Comcast said Monday it plans to spin off its remaining media business into a new publicly traded company as it looks to better compete in a media landscape increasingly characterized by pressure from streaming rivals and consolidation.
The separation, which will happen via a tax-free spinoff of NBCUniversal and Sky, is expected to be completed in about a year, the company said in a statement. Comcast shareholders will own shares in both Comcast and NBCUniversal, it said.
“As we look ahead, it has become clear that our technology and media businesses each have compelling opportunities in front of them that are distinct in nature and best pursued with dedicated focus, strategic flexibility, and tailored investment priorities,” said co-CEO and Chair Brian Roberts on a call with investors Monday.
“That is why today we announced an important next step in Comcast’s evolution. Our plan to create two separate companies, Comcast and NBCUniversal.”
Comcast shares jumped as much as 17% in early trading, before paring some gains to trade about 9% higher as of 10 a.m. ET.
Comcast co-CEO Mike Cavanagh will become CEO of NBCUniversal, while Comcast’s former chief financial officer, Michael Angelakis, will become CEO of Comcast.
Roberts will continue to be “actively involved” in the leadership of both Comcast and NBCUniversal, the company said. On Monday, Roberts added he would work closely with both Cavanagh and Angelakis “as each company moves into this exciting new chapter.”

The media arm will include the company’s Universal theme parks division, Universal film and television studios, NBC and Telemundo TV networks, Peacock streaming service, Bravo, and the European media business Sky.
The remaining Comcast company will focus on its cable, wireless and business services arm.
The split comes as Comcast’s share price has plummeted 30% over the past 12 months amid significant challenges facing the media industry, driven by the shift away from the TV bundle and toward streaming.
Comcast shares over the past year.
Earlier this year, Comcast completed the spinoff of its portfolio of cable TV networks and digital assets, which includes CNBC and MS NOW, to the separate public company Versant Media.
The media sector has seen a wave of consolidation recently, as legacy players strive for scale, with few companies going public amid the challenging environment.
“There’s no surprise that both the media and telecom landscapes have become increasingly competitive and that pace of change continues to accelerate. We simply don’t see these conditions changing anytime soon,” Cavanagh said on Monday’s call.

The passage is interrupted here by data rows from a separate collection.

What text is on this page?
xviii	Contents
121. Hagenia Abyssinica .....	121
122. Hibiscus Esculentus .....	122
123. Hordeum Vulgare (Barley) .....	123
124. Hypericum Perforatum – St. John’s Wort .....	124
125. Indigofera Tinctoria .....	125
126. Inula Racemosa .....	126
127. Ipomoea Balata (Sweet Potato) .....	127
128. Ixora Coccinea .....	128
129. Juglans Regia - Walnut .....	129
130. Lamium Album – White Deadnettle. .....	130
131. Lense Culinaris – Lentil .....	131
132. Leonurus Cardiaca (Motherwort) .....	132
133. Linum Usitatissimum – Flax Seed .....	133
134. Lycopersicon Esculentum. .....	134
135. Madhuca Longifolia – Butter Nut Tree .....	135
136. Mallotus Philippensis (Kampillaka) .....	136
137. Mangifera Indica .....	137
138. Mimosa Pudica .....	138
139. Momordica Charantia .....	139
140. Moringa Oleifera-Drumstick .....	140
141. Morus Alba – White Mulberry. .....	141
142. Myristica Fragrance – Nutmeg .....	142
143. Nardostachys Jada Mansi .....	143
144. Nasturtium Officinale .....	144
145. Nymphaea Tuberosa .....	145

Paramount Skydance completed its merger last year, and earlier this month, it won Department of Justice approval for a $110 billion deal for Warner Bros. Discovery. Meanwhile, Fox entered an agreement to acquire Roku for $22 billion earlier this month.

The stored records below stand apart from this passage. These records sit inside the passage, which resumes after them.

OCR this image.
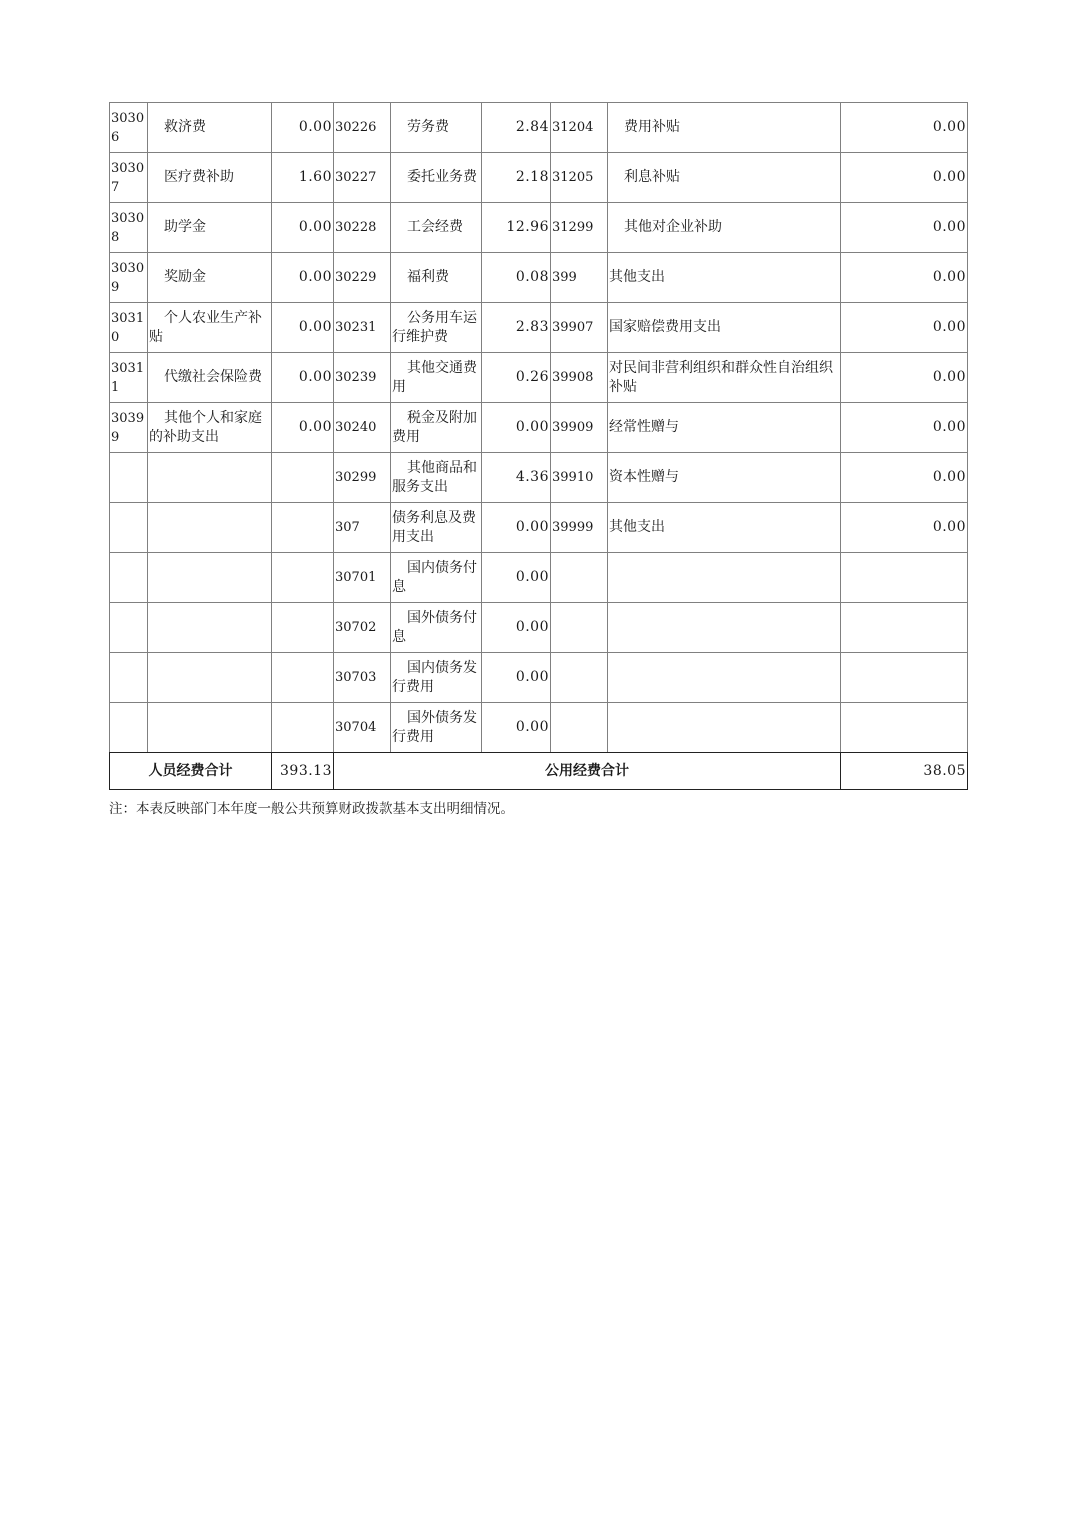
30306	救济费	0.00	30226	劳务费	2.84	31204	费用补贴	0.00
30307	医疗费补助	1.60	30227	委托业务费	2.18	31205	利息补贴	0.00
30308	助学金	0.00	30228	工会经费	12.96	31299	其他对企业补助	0.00
30309	奖励金	0.00	30229	福利费	0.08	399	其他支出	0.00
30310	个人农业生产补贴	0.00	30231	公务用车运行维护费	2.83	39907	国家赔偿费用支出	0.00
30311	代缴社会保险费	0.00	30239	其他交通费用	0.26	39908	对民间非营利组织和群众性自治组织补贴	0.00
30399	其他个人和家庭的补助支出	0.00	30240	税金及附加费用	0.00	39909	经常性赠与	0.00
			30299	其他商品和服务支出	4.36	39910	资本性赠与	0.00
			307	债务利息及费用支出	0.00	39999	其他支出	0.00
			30701	国内债务付息	0.00			
			30702	国外债务付息	0.00			
			30703	国内债务发行费用	0.00			
			30704	国外债务发行费用	0.00			
人员经费合计		393.13	公用经费合计					38.05
注：本表反映部门本年度一般公共预算财政拨款基本支出明细情况。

During the process of the Comcast’s latest split, the company said it will pause share repurchases. Cavanagh said the company will provide more details on its dividend policy for each company before the completion of the separation.

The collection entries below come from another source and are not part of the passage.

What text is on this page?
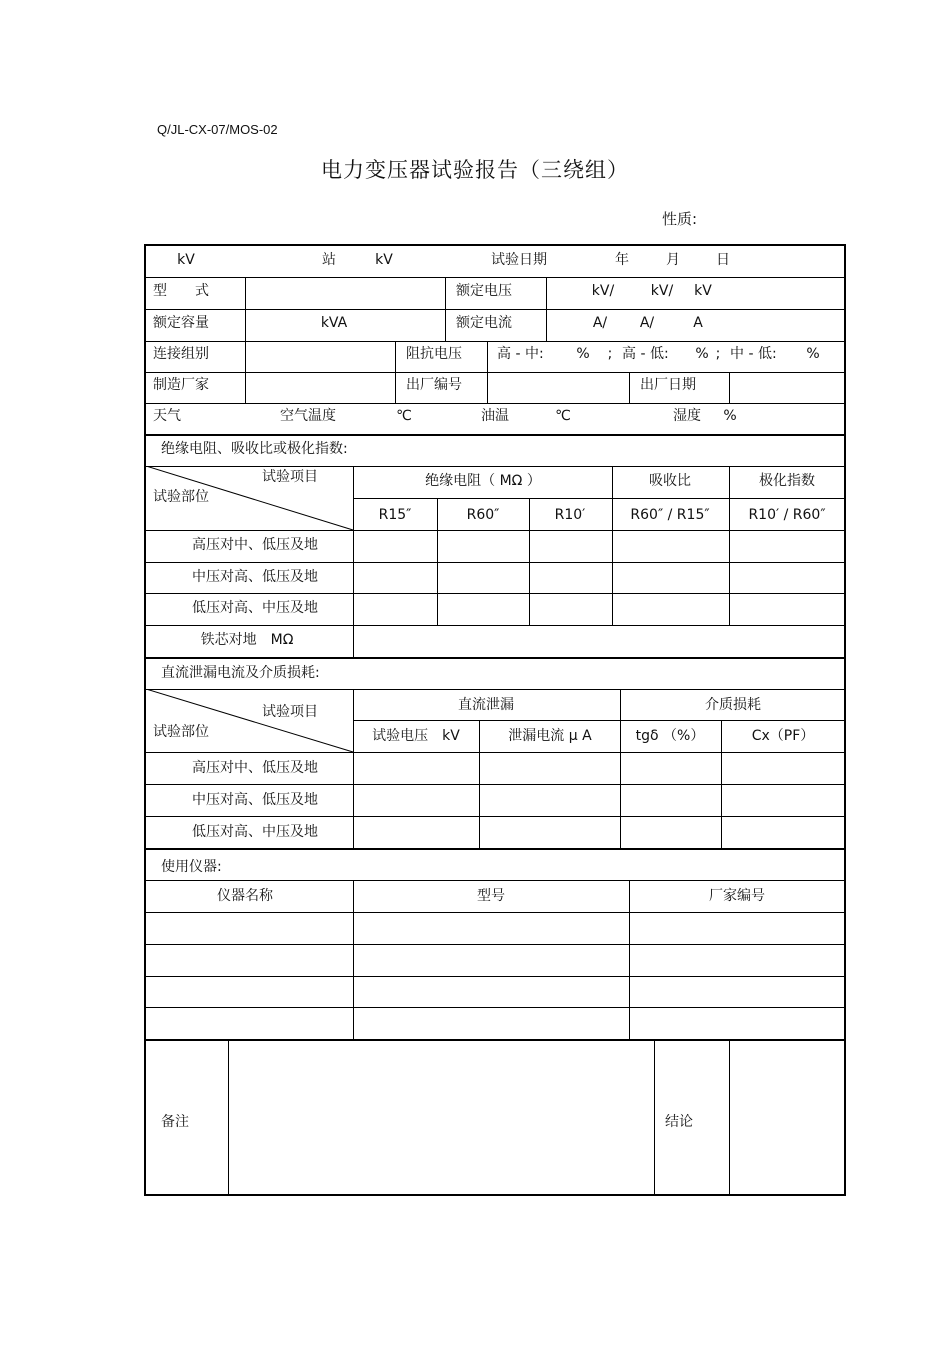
Q/JL-CX-07/MOS-02
电力变压器试验报告（三绕组）
性质:
kV	站	kV	试验日期	年	月	日
型　　式	额定电压	kV/	kV/ kV
额定容量	kVA	额定电流	A/ A/	A
连接组别	阻抗电压	高 - 中: % ; 高 - 低: % ; 中 - 低: %
制造厂家	出厂编号	出厂日期
天气	空气温度	℃	油温	℃	湿度 %
绝缘电阻、吸收比或极化指数:
试验项目
试验部位
绝缘电阻（ MΩ ）	吸收比	极化指数
R15″	R60″	R10′	R60″ / R15″	R10′ / R60″
高压对中、低压及地
中压对高、低压及地
低压对高、中压及地
铁芯对地　MΩ
直流泄漏电流及介质损耗:
试验项目
试验部位
直流泄漏	介质损耗
试验电压　kV	泄漏电流 μ A	tgδ （%）	Cx（PF）
高压对中、低压及地
中压对高、低压及地
低压对高、中压及地
使用仪器:
仪器名称	型号	厂家编号
备注	结论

“There are important details to finalize and we will provide those updates as we move forward,” he added.
Comcast said it expects to retain a stake of up to 19.9% ownership position in NBCUniversal for up to one year after the transaction is completed, which it intends to tax-efficiently monetize over time. The transaction will require board and regulatory approvals.
Disclosure: Versant is the parent company of CNBC.